David Humphrey

 
 
 
Artist Statement
My paintings are frequently depictions of depictions. I will copy an amateur painting, for instance, the way a band might cover a song written by someone else, or the way a singer renders an old chestnut. I try to get inside the other person's point of view to stretch my own. Sometimes the preexisting image, like an eccentrically generic landscape, will provide a location for one of my paintings. Sometimes a sad clown or beloved pet painting will provide the protagonist. My handmade renditions, though, take a lot of liberties with the originals. I will add characters or exaggerate and mutate elements. But the work will evolve from contact with the original and will carry iconographic elements, and sometimes feelings, into the finished state.

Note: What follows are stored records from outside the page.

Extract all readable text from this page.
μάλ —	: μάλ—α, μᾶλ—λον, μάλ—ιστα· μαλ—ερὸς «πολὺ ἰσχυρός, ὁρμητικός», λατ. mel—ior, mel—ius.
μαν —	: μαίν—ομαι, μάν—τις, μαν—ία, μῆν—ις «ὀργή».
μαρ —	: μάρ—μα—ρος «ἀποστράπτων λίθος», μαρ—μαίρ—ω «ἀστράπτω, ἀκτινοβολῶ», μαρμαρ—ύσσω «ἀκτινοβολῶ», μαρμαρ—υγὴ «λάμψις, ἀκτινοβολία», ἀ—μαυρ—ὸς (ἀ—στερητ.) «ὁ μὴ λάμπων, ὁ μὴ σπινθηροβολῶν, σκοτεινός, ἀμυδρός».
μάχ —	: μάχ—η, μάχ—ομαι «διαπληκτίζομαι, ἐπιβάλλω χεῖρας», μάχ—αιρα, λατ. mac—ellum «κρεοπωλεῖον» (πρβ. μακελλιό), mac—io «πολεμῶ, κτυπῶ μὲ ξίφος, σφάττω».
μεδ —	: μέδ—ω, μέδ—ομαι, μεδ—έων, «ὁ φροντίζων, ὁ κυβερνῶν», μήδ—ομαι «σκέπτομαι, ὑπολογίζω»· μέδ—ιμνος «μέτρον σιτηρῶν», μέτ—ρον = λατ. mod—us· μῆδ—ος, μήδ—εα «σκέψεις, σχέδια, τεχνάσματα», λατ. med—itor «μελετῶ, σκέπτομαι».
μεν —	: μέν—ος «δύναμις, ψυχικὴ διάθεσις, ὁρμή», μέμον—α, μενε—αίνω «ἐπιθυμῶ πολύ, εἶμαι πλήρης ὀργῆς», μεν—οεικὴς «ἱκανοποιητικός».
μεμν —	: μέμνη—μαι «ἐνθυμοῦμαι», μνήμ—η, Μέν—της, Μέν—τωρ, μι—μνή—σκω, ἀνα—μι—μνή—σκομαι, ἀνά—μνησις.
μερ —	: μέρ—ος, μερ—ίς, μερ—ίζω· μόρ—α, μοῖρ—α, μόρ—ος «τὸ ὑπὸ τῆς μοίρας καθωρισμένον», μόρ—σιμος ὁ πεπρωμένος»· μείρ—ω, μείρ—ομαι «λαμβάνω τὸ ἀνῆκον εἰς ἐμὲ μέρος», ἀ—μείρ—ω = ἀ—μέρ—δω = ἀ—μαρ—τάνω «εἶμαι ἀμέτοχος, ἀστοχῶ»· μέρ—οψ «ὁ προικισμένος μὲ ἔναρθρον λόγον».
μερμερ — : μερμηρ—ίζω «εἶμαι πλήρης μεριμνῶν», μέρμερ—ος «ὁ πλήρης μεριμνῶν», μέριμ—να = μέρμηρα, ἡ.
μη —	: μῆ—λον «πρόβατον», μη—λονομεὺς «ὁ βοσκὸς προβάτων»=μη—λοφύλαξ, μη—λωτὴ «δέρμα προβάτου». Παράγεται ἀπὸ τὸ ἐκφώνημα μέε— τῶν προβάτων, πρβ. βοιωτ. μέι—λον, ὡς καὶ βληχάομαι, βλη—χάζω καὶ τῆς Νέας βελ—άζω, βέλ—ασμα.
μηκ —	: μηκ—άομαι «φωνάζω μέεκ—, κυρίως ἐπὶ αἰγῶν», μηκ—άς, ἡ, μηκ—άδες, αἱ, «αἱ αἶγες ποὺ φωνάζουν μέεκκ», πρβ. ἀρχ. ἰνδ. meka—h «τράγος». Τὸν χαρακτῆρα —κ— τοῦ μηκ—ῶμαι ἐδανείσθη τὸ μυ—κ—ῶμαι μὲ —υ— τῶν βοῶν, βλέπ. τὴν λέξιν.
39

I am interested in amateur paintings for their rhetorical clarity, especially conventionally idyllic landscapes saturated with promises of harmony, beauty and a simpler life. Amateur paintings also have relic value; they have been saved, handed down and are evidence that a certain individual spent their life not painting that much. The focused determination and particular handwriting of the brush-strokes, though, can have an awkward and sometimes heartbreaking beauty. I gather my images from flea markets, antique stores and the internet. That's where I found the paintings of Dwight David Eisenhower. Like myself, he was making copies of images from Hallmark greeting cards. Can we learn anything by comparing that warrior Republican to our current Republican President? Eisenhower was instrumental in developing our highway system and an early form of the internet but his paintings are mute. My paintings treat Eisenhower's blankness pathologically. I complicate Ike's earnest competence with sexual overtones and semiotic horseplay. I play fast and loose with the historical record. Like an amateur, I screw things up in my own way.